We based our judgement of the quality of care at this service on a combination of:
- what we found when we inspected.
- information from our ongoing monitoring of data about services.
- information from the provider, patients, the public and other organisations.
We found that:
- Safeguarding systems and processes had been improved; further development was required to assure the providers patients were safe from abuse.
- Systems and processes in place to manage environmental risks were not always effective and monitoring of risks was not always undertaken by appropriately trained staff who fully understood the requirements to ensure safety in relation to Legionella risk.
- The system for processing information relating to new patients including the summarising of new patient notes had not been effective.
- Management of medicines and patients who are prescribed medicines who required monitoring had improved: further development and consistent embedding of the processes was required.
- Dissemination and recording of information to staff had improved but further development was required to ensure consistent information was relayed to all staff.
- Management of safety alerts had improved; further development was required in relation to historic alerts to ensure all patients receive safe care.
- Patient access to the services provided had improved and patients could access care and treatment in a timely way.
- Information was not readily available to patients without digital access in the practice.
- Leadership had improved within the practice. However, further development and assessment of effectiveness was required to ensure compassionate, inclusive and effective leadership was in place.
- Improvements had been made to the governance processes in place. Further development, understanding and embedding of these processes was required to manage risks, communication and ensure appropriate, effective leadership.

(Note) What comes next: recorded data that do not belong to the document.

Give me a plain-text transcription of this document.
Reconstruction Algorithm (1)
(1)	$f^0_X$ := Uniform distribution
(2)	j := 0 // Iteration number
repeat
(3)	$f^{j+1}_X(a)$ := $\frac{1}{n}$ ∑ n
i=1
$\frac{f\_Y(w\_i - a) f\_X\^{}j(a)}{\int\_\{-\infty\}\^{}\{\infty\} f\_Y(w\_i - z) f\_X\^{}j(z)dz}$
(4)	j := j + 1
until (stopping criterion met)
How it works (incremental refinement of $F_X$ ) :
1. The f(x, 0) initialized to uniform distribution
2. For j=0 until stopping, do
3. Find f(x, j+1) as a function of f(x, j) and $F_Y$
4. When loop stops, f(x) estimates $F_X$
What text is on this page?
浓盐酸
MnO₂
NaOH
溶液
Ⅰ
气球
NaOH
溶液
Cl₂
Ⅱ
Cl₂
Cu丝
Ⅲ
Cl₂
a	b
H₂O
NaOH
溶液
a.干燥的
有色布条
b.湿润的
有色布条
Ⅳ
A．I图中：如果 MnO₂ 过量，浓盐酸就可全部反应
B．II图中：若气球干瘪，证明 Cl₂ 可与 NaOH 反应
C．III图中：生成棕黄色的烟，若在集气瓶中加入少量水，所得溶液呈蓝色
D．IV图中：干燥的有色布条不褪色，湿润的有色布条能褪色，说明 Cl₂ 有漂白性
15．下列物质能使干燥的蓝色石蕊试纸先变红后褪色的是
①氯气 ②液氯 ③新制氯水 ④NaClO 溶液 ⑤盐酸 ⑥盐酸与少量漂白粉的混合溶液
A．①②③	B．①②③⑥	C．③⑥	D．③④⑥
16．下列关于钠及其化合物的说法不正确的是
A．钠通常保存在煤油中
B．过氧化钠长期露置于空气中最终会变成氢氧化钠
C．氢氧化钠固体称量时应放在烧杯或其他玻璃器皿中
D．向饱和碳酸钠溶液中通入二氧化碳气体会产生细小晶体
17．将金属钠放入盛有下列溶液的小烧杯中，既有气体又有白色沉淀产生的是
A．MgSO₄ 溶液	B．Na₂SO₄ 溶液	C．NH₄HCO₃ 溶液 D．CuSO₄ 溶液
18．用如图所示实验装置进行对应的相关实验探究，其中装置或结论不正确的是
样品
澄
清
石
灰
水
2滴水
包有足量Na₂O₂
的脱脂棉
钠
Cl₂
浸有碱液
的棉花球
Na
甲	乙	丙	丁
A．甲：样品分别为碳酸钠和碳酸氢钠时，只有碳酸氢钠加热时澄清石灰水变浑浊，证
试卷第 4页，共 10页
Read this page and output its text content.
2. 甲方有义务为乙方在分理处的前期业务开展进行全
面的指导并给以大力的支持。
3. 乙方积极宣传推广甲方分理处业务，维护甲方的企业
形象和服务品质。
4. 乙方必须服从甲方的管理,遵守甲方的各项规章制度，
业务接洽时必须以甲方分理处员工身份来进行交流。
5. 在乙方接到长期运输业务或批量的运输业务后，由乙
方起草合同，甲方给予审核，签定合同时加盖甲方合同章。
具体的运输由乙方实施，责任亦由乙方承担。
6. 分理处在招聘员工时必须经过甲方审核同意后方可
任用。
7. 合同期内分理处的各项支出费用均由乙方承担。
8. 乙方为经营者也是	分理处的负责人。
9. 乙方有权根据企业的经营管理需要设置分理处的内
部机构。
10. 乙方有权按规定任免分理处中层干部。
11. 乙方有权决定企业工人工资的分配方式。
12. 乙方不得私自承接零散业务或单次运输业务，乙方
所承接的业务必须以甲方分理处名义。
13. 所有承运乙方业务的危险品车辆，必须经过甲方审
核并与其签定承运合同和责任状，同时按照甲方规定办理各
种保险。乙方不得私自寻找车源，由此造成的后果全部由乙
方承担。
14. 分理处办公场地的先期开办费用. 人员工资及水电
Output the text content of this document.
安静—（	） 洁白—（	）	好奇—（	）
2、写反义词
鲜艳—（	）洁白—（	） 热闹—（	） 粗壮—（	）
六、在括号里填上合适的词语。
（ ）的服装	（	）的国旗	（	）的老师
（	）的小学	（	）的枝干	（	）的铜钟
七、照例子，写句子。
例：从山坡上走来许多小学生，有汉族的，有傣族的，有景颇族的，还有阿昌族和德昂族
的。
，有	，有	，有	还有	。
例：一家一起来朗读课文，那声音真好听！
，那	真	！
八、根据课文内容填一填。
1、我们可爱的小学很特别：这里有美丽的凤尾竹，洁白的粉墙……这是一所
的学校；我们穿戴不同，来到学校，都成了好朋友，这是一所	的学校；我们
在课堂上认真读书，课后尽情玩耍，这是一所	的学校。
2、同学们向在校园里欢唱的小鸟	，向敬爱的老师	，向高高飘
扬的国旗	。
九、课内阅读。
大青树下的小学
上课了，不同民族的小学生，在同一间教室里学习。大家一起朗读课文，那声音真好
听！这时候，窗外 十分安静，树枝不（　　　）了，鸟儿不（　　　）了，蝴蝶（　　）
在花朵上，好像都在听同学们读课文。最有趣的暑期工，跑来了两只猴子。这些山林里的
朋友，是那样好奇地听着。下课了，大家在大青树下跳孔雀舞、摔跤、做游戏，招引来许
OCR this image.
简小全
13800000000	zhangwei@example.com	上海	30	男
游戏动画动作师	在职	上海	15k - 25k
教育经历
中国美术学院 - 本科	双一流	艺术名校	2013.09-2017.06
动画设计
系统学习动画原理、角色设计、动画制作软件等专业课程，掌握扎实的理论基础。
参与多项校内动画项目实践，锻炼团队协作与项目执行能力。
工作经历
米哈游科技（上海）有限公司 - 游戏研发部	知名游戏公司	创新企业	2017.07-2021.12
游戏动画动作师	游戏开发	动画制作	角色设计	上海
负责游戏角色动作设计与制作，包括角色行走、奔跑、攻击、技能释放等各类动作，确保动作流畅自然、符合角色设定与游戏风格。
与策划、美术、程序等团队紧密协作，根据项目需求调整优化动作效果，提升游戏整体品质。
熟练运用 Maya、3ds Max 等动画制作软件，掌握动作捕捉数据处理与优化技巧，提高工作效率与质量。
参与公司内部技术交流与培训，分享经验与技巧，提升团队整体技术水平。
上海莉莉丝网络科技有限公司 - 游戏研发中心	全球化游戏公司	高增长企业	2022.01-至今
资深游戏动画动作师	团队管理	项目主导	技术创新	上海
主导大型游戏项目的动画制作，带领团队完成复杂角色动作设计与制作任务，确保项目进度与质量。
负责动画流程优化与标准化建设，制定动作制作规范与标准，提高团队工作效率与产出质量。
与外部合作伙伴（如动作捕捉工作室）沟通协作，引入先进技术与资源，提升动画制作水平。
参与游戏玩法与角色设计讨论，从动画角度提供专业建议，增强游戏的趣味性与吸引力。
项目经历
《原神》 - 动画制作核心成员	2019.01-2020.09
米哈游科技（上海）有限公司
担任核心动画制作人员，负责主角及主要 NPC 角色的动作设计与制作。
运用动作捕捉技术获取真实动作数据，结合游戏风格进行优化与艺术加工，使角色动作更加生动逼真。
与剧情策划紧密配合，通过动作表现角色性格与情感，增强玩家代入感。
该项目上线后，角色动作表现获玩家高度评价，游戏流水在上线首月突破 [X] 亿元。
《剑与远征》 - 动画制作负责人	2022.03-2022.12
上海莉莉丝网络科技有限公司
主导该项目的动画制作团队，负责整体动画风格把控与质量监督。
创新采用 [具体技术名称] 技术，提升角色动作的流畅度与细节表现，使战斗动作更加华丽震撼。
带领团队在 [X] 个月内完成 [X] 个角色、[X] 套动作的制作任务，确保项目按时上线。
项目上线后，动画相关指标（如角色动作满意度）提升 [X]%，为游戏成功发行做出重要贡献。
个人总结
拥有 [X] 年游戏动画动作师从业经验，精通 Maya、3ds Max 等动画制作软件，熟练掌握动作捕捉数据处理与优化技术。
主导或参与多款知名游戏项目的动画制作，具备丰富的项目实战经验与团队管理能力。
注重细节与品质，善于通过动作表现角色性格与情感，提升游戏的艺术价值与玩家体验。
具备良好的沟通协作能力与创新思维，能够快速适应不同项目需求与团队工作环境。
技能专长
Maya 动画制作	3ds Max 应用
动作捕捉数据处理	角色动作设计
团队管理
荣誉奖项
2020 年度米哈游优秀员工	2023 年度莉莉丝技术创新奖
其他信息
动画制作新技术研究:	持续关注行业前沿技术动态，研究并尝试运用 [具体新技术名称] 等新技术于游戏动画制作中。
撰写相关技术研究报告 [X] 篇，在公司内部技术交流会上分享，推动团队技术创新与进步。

We found 2 ongoing breaches of regulations. The provider must:
- Ensure care and treatment is provided in a safe way to patients.
- Establish effective systems and processes to ensure good governance in accordance with the fundamental standards of care.
The provider should:
- Update the Safeguarding Policies and register to include up to date information and confirm this is correct.
- Improve access to information for patients who are digitally excluded.
- Update the management of FP 10 prescriptions transferred to the branch site.
I am leaving this service in special measures. This recognises that further improvements need to be made to the quality of care provided by this service.
Not all of the actions had been completed or embedded to meet the Warning Notices and as a result these remain in place.
Details of our findings and the evidence supporting our ratings are set out in the evidence tables.